Qataris to build pipeline to supply Israeli natural gas to Gaza with completion hoped for by 2024.
By Paul Shindman, World Israel News
An agreement has been reached on the construction of a natural gas pipeline to the Gaza Strip in a deal involving the Palestinian Authority, Qatar, Israel, the UN and the European Union, the Palestinian Sama News Agency reported Sunday.
Qatar’s envoy to Gaza, Mohamed Al-Emadi, said the deal will supply Israeli natural gas to Gaza’s only power plant to stabilize the electricity situation where Gazans currently receive only a few hours of power each day.
Al-Emadi said the talks involved the Israeli-American joint venture Chevron-Delek, the UN Quartet and the UN’s new coordinator for the peace process Tor Winsland, the European Union and specifically France and the Netherlands, along with the head of the Palestinian Energy Authority.
“It was agreed with the Europeans, who allocated $5 million, to install gas pipelines from the [Israeli border] to the power plant, while the State of Qatar will take care of installing the pipes on the Israeli side,” Al-Emadi said in a statement reported by Sama, adding that the pipeline project will cost $60 million.
The envoy said it was hoped to sign the two contracts for the project within six months, the first between the Palestinian Authority and Delek for the purchase of gas, and the second for extending the existing gas pipelines from Israel into Gaza.
“This is another economic development whose sole purpose is to increase the price of Hamas’ loss and strengthen the security of the residents of the south,” tweeted Knesset member Yair Golan of the left-wing Meretz Party, a former deputy commander of the IDF.
Golan noted that once Gazans started receiving the gas the Hamas terror group that controls Gaza would be under greater pressure if the gas got cut off due to Hamas rocket attacks on Israeli towns and cities.
Golan pointed out that the deal did not include the return of the bodies of IDF soldiers Hadar Goldin and Oron Shaul who were killed in Gaza in 2014. The Hamas terror group that controls Gaza is holding the bodies and two Israeli civilian hostages hoping to exchange them for hundreds of convicted terrorists in Israeli jails.
“It is a pity that this important progress is not conditioned on the return of our sons held by Hamas.
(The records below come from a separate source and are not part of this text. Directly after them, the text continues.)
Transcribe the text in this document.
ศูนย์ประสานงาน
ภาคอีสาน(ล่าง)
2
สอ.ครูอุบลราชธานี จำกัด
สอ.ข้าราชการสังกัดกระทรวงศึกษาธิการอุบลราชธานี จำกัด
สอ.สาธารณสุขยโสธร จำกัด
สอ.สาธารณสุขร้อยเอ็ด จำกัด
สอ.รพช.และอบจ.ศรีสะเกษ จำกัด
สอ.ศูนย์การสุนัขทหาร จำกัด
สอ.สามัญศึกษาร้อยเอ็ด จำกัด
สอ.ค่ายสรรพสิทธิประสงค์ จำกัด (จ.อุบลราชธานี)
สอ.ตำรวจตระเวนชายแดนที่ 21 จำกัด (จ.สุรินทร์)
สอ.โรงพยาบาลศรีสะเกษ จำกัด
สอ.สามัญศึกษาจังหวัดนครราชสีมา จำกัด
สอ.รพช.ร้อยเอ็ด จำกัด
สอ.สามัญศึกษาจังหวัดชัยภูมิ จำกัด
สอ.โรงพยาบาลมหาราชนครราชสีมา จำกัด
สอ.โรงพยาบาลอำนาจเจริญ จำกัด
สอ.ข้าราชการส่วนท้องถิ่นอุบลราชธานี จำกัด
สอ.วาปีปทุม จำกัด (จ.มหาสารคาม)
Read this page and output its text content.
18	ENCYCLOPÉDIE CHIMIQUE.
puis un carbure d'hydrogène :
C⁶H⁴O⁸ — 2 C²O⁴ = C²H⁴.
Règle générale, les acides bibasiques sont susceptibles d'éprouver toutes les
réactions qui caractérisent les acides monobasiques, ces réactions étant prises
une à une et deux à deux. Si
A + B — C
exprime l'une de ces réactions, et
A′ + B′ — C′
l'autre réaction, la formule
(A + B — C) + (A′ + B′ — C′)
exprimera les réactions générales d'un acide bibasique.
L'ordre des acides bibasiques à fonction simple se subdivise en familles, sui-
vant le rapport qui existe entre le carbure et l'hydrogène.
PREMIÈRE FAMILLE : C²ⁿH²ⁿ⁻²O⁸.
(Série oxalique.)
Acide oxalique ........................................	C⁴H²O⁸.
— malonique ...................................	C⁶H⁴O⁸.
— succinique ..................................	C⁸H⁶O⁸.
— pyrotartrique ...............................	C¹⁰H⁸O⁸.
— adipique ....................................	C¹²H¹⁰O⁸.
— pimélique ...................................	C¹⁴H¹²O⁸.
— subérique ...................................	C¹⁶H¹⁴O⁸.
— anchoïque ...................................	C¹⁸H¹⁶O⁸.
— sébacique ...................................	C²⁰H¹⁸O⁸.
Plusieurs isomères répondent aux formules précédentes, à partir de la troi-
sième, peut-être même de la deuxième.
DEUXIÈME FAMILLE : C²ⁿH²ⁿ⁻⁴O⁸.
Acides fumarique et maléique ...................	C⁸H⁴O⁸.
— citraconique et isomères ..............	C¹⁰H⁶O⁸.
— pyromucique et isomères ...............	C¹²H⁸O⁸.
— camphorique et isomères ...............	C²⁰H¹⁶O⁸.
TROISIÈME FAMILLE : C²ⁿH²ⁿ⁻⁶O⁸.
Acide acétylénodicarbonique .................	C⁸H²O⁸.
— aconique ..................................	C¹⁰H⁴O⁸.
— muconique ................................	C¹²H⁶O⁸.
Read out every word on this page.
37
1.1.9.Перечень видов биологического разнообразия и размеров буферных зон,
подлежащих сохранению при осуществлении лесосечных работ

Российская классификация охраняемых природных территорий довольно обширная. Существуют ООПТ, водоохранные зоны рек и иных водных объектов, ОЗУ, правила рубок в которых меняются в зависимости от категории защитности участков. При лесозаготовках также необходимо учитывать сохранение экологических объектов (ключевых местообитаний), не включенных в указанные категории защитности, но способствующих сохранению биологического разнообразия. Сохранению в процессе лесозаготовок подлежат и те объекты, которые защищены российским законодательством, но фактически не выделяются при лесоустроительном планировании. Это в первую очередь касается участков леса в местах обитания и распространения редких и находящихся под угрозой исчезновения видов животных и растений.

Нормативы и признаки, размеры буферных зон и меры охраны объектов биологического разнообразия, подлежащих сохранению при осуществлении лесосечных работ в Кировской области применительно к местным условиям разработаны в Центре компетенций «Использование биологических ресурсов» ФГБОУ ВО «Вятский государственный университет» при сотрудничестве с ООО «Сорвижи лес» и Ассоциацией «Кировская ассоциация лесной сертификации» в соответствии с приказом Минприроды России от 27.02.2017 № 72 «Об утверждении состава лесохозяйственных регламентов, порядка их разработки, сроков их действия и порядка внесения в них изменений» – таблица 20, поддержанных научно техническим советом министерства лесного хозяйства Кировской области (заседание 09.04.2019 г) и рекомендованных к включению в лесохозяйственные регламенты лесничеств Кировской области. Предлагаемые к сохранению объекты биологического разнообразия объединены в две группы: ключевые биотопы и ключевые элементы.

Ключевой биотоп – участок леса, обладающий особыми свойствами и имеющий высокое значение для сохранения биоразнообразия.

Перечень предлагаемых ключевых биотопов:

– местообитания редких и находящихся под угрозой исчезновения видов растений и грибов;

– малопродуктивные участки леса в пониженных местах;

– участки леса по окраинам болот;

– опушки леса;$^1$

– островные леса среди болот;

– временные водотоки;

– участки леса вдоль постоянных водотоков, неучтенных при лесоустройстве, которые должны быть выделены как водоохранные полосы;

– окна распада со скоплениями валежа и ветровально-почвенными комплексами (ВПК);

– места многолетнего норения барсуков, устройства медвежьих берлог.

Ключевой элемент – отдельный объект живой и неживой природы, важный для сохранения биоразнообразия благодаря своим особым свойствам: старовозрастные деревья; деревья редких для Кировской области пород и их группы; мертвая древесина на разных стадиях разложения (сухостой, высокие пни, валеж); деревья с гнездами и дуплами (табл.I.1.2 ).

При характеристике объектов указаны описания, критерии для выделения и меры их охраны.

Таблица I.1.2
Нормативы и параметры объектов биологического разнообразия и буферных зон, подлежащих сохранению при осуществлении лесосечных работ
This moral debt does not interest Netanyahu,” Golan tweeted, trying to link the deal to Prime Minister Benjamin Netanyahu who has promised to return the hostages and the bodies.
Al-Emadi said the increased power from the gas pipeline would also save the Palestinians millions in fuel costs, as the power plant currently uses more expensive fuel oil.
The Qatari envoy is known for mediating between Israel and Hamas, and for being the monthly courier of tens of millions of dollars in cash that Qatar distributes monthly to Gazans. Hamas seized power in a bloody 2007 military coup, but has shown little interest in building an economy and Gaza’s unemployment rate remains over 50%.
Al-Emadi said the hundreds of millions of dollars Qatar has pumped into Gaza has worked, noting that there have been no major conflicts since 2014.